Though there is a lot of contrived banter in this movie, which keeps the film ticking along at a fast pace, the tone becomes increasingly difficult to judge. At it’s core, this is an unrelenting thriller, and yet there are a handful of overtly comedic sequences, which ultimately seek in devaluing the more severe, implicative moments. The rest of the time, we have an unoriginal, generic piece, and it becomes apparent within a mere matter of seconds that we’re unlikely to deviate away from such conventionality.

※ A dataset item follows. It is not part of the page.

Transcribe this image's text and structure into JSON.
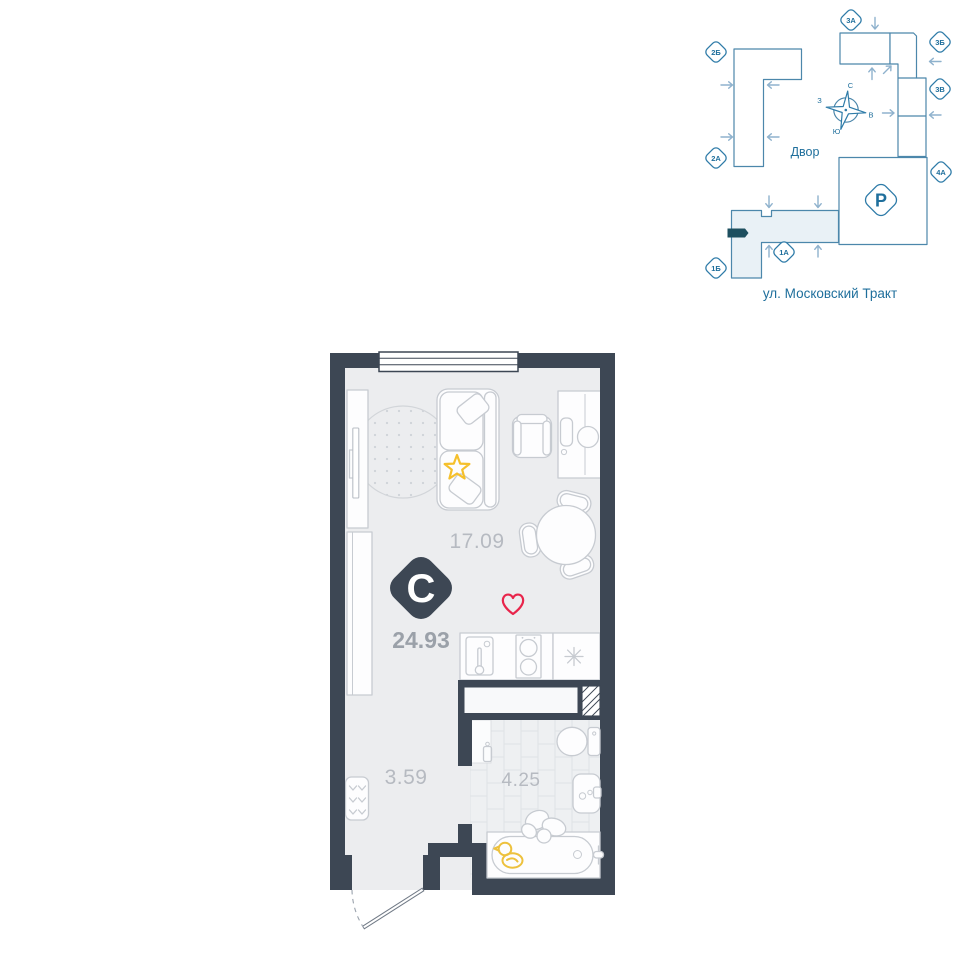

Surprisingly, the additional layer to the narrative concerning the father-daughter relationship is well-judged, and one of the more compelling aspects to the piece. It’s helped along by the wonderful Steinfeld, that manages to play a teenage daughter with such brilliant conviction and subtlety, taking what could otherwise be a completely superfluous sub-story, and making it rather engaging. In fact, and in spite of the more playful tendencies, the more intimate, human traits prevent this film from being a complete disaster, as Ethan remains a vulnerable protagonist, enhancing the empathetic nature of the film. His illness works two ways however, as not only does it make him appear more fragile, but it also adds to his brutality and fearfulness, as he has absolutely nothing to lose.

Ultimately, however, this feature is far too generic and cliched, and offers very little we haven’t seen before. It may take our protagonist 3 Days to Kill, but regrettably, it takes even less time to have forgotten all about this particular piece of cinema.